Mi Sehat dari Bahan Alami

Sajian mi. Dok. Lampung Post

SIAPA yang tidak kenal dengan mi. Selain murah dan mudah dijumpai, jenis makanan ini banyak digemari semua kalangan, mulai dari anak-anak, remaja, dewasa, hingga orang tua.
Di Indonesia, kudapan ini hadir dengan berbagai merek juga rasa. Namun siapa sangka, di balik kelezatan makanan yang mengenyangkan ini memiliki efek buruk yang dapat mengancam kesehatan manusia, seperti kolesterol, diabetes, dan gagal ginjal.
Untuk itu, dosen Politeknik Negeri Lampung, Oktaf Rina, membuat terobosan dengan membuat mi sehat berbahan alami. Yakni mi sehat yang terbuat dari sayuran, buah-buahan, dan umbi-umbian. Menurut dia, olahan berbahan dasar terigu ini merupakan solusi dari nilai praktis pengolahan produk yang dapat diandalkan dalam usaha kuliner ini.

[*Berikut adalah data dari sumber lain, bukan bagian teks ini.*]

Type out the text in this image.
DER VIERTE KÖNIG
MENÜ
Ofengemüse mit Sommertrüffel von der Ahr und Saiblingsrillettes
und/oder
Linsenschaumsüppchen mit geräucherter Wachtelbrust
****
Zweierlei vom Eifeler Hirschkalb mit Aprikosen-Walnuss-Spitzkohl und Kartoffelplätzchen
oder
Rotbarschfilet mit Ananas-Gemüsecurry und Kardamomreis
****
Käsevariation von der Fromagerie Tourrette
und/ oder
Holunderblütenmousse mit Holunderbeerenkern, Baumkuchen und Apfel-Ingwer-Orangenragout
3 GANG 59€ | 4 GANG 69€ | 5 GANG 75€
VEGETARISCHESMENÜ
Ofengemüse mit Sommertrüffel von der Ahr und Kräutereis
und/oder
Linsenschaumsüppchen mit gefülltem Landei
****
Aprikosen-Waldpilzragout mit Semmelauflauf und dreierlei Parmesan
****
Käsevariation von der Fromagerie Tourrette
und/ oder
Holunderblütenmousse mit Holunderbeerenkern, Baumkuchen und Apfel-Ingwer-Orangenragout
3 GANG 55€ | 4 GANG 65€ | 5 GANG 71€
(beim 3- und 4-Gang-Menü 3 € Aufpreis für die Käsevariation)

Pengolahan mi sehat cukup mudah sehingga dapat dikerjakan tanpa harus memiliki keterampilan khusus. Salah satunya adalah mi basah yang akan menjadi salah satu komponen utama dalam usaha kuliner. Sebab, mi dapat diolah menjadi beberapa menu lain, seperti mi ayam, mi goreng, mi rebus, campuran bakso, maupun mi yang dikeringkan.
Oleh sebab itu, bisnis mi menjadi peluang yang cukup menjanjikan karena dengan bahan baku dan pengolahan yang baik akan menghasilkan mi berkualitas dan memiliki nilai gizi tinggi. Polinela sebagai institusi yang memiliki tanggung jawab terhadap masyarakat mengajukan ide suatu teknologi pengolahan mi sayur yang dapat menambah nilai gizi. Selain itu, mi yang disubstitusi dengan sayuran juga memiliki warna yang lebih menarik bagi konsumen, terutama anak-anak.

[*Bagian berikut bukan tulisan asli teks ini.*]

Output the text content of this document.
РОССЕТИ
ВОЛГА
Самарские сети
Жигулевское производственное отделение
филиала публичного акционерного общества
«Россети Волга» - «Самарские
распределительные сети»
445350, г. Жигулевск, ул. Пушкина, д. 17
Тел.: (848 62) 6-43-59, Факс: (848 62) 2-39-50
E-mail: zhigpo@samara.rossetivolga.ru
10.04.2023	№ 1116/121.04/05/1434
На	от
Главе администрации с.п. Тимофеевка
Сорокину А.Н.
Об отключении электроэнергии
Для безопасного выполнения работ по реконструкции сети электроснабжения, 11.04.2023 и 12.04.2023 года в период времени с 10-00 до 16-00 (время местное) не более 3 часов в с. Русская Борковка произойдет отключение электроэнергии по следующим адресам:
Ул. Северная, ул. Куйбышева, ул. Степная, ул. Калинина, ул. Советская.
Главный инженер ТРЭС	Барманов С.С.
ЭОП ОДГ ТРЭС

“Mi sayur dapat memberikan komponen gizi serat pangan. Selain itu, beberapa mikro nutrisi seperti mi wortel akan mengandung karoten yang baik untuk kesehatan mata,” kata dia, Rabu (15/3).

Tanpa Pengawet
Ia menyebutkan sampai saat ini sudah ada empat varian warna dan rasa, yakni mi bayam (hijau), mi oranye (wortel), mi merah/pink (buah naga), dan mi ungu (mantang ungu). Secara visual, penampilan mi akan lebih menarik daripada mi tanpa menggunakan warna.

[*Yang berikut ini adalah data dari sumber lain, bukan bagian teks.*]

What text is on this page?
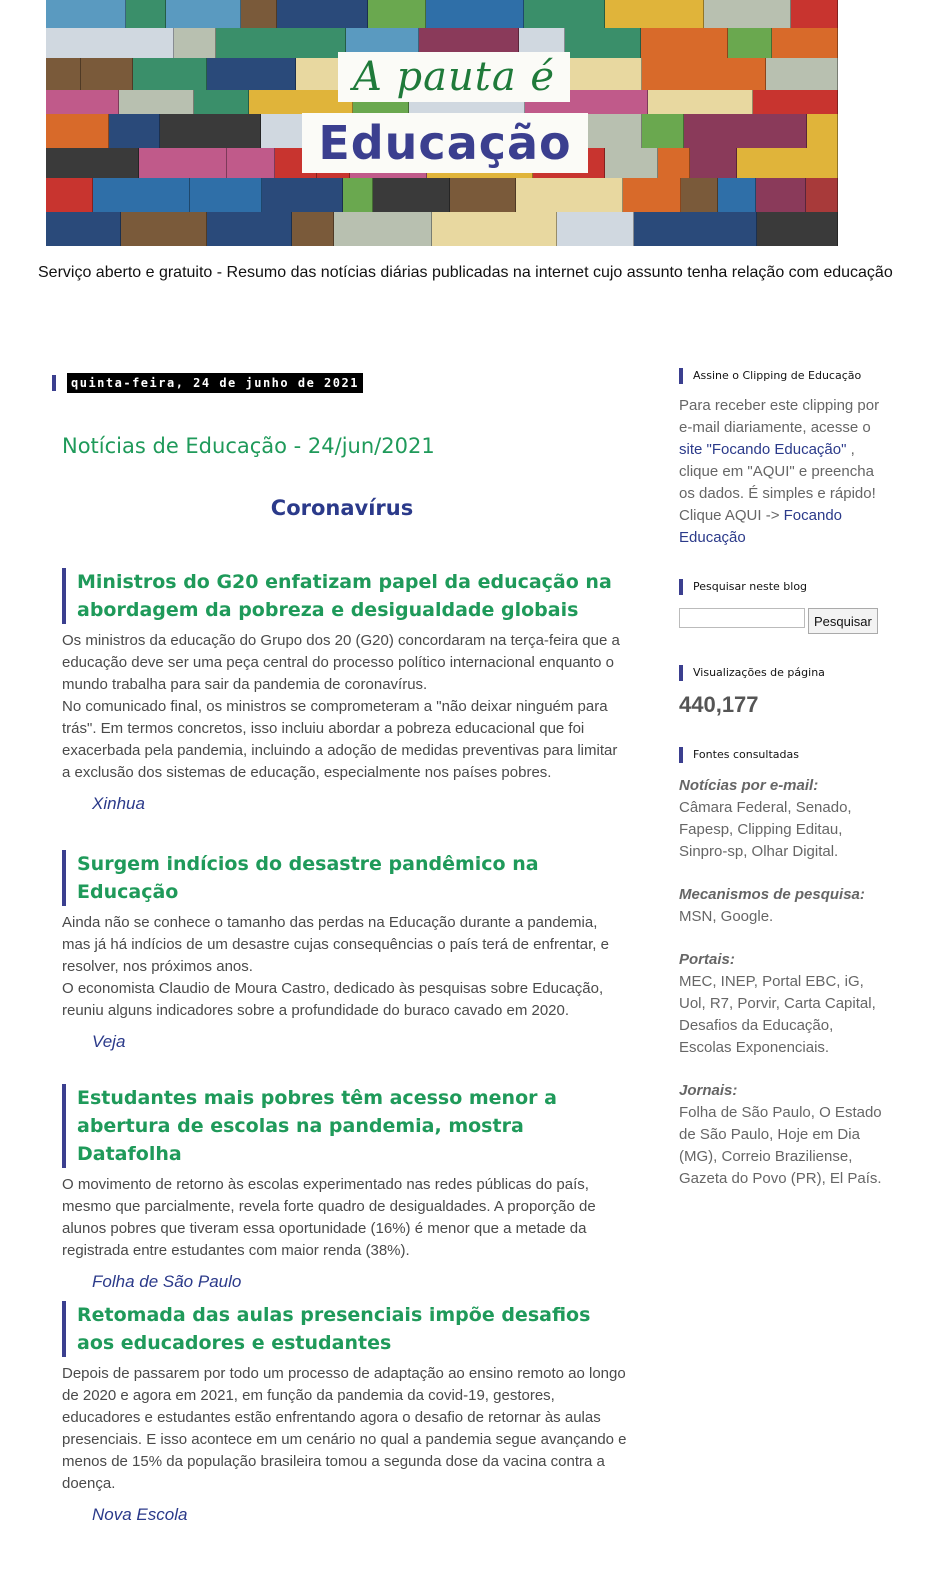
A pauta é
Educação
Serviço aberto e gratuito - Resumo das notícias diárias publicadas na internet cujo assunto tenha relação com educação
quinta-feira, 24 de junho de 2021
Notícias de Educação - 24/jun/2021
Coronavírus
Ministros do G20 enfatizam papel da educação na abordagem da pobreza e desigualdade globais

Os ministros da educação do Grupo dos 20 (G20) concordaram na terça-feira que a educação deve ser uma peça central do processo político internacional enquanto o mundo trabalha para sair da pandemia de coronavírus.

No comunicado final, os ministros se comprometeram a "não deixar ninguém para trás". Em termos concretos, isso incluiu abordar a pobreza educacional que foi exacerbada pela pandemia, incluindo a adoção de medidas preventivas para limitar a exclusão dos sistemas de educação, especialmente nos países pobres.

Xinhua
Surgem indícios do desastre pandêmico na Educação

Ainda não se conhece o tamanho das perdas na Educação durante a pandemia, mas já há indícios de um desastre cujas consequências o país terá de enfrentar, e resolver, nos próximos anos.

O economista Claudio de Moura Castro, dedicado às pesquisas sobre Educação, reuniu alguns indicadores sobre a profundidade do buraco cavado em 2020.

Veja
Estudantes mais pobres têm acesso menor a abertura de escolas na pandemia, mostra Datafolha

O movimento de retorno às escolas experimentado nas redes públicas do país, mesmo que parcialmente, revela forte quadro de desigualdades. A proporção de alunos pobres que tiveram essa oportunidade (16%) é menor que a metade da registrada entre estudantes com maior renda (38%).

Folha de São Paulo
Retomada das aulas presenciais impõe desafios aos educadores e estudantes

Depois de passarem por todo um processo de adaptação ao ensino remoto ao longo de 2020 e agora em 2021, em função da pandemia da covid-19, gestores, educadores e estudantes estão enfrentando agora o desafio de retornar às aulas presenciais. E isso acontece em um cenário no qual a pandemia segue avançando e menos de 15% da população brasileira tomou a segunda dose da vacina contra a doença.

Nova Escola
Assine o Clipping de Educação
Para receber este clipping por e-mail diariamente, acesse o site "Focando Educação" , clique em "AQUI" e preencha os dados. É simples e rápido! Clique AQUI -> Focando Educação
Pesquisar neste blog
Pesquisar
Visualizações de página
440,177
Fontes consultadas
Notícias por e-mail:
Câmara Federal, Senado, Fapesp, Clipping Editau, Sinpro-sp, Olhar Digital.
Mecanismos de pesquisa:
MSN, Google.
Portais:
MEC, INEP, Portal EBC, iG, Uol, R7, Porvir, Carta Capital, Desafios da Educação, Escolas Exponenciais.
Jornais:
Folha de São Paulo, O Estado de São Paulo, Hoje em Dia (MG), Correio Braziliense, Gazeta do Povo (PR), El País.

Apalagi jika di dalam mi juga mengandung senyawa yang dapat bermanfaat bagi kesehatan, seperti vitamin dan serat dari daun bayam, vitamin (karoten) dari wortel, serta antioksidan dalam buah naga dan ubi ungu. Pengolahan makanan yang higienis juga menjamin kualitas makanan yang dihasilkan. Namun, yang lebih diutamakan adalah mi sehat ini tidak menggunakan bahan kimia, seperti micin dan pengawet, sehingga asumsi masyarakat bahwa mi adalah makanan junk food adalah tidak sepenuhnya benar.
Selain itu, teknologi pengolahan makanan juga membuka wawasan untuk mengolah produk ini menjadi mi kering yang lebih praktis untuk didistribusikan ke tempat lain maupun penyimpanan pada waktu yang lama. Proses pengeringan secara bertahap pada suhu rendah juga akan mendukung adanya kelebihan produk makanan ini.
Teknik pengeringan ini tidak memerlukan cara yang khusus karena hanya menggunakan metode pengeringan kadar air dalam bahan pangan secara fisika. Alat yang digunakan adalah oven dengan suhu yang dikendalikan pada waktu tertentu, sehingga jumlah air dalam bahan akan berkurang dan meminimumkan kerusakan pada nutrisi yang terkandung di dalam produk mi.
Saat ini baru dilakukan untuk pembuatan dua varian mi kering, yaitu mi wortel (oranye) dan mi hijau (mi bayam). Jika sudah memiliki pasar yang lebih banyak, produk ini akan dikembangkan varian lain yang berpotensi menjadi peluang usaha yang lebih besar.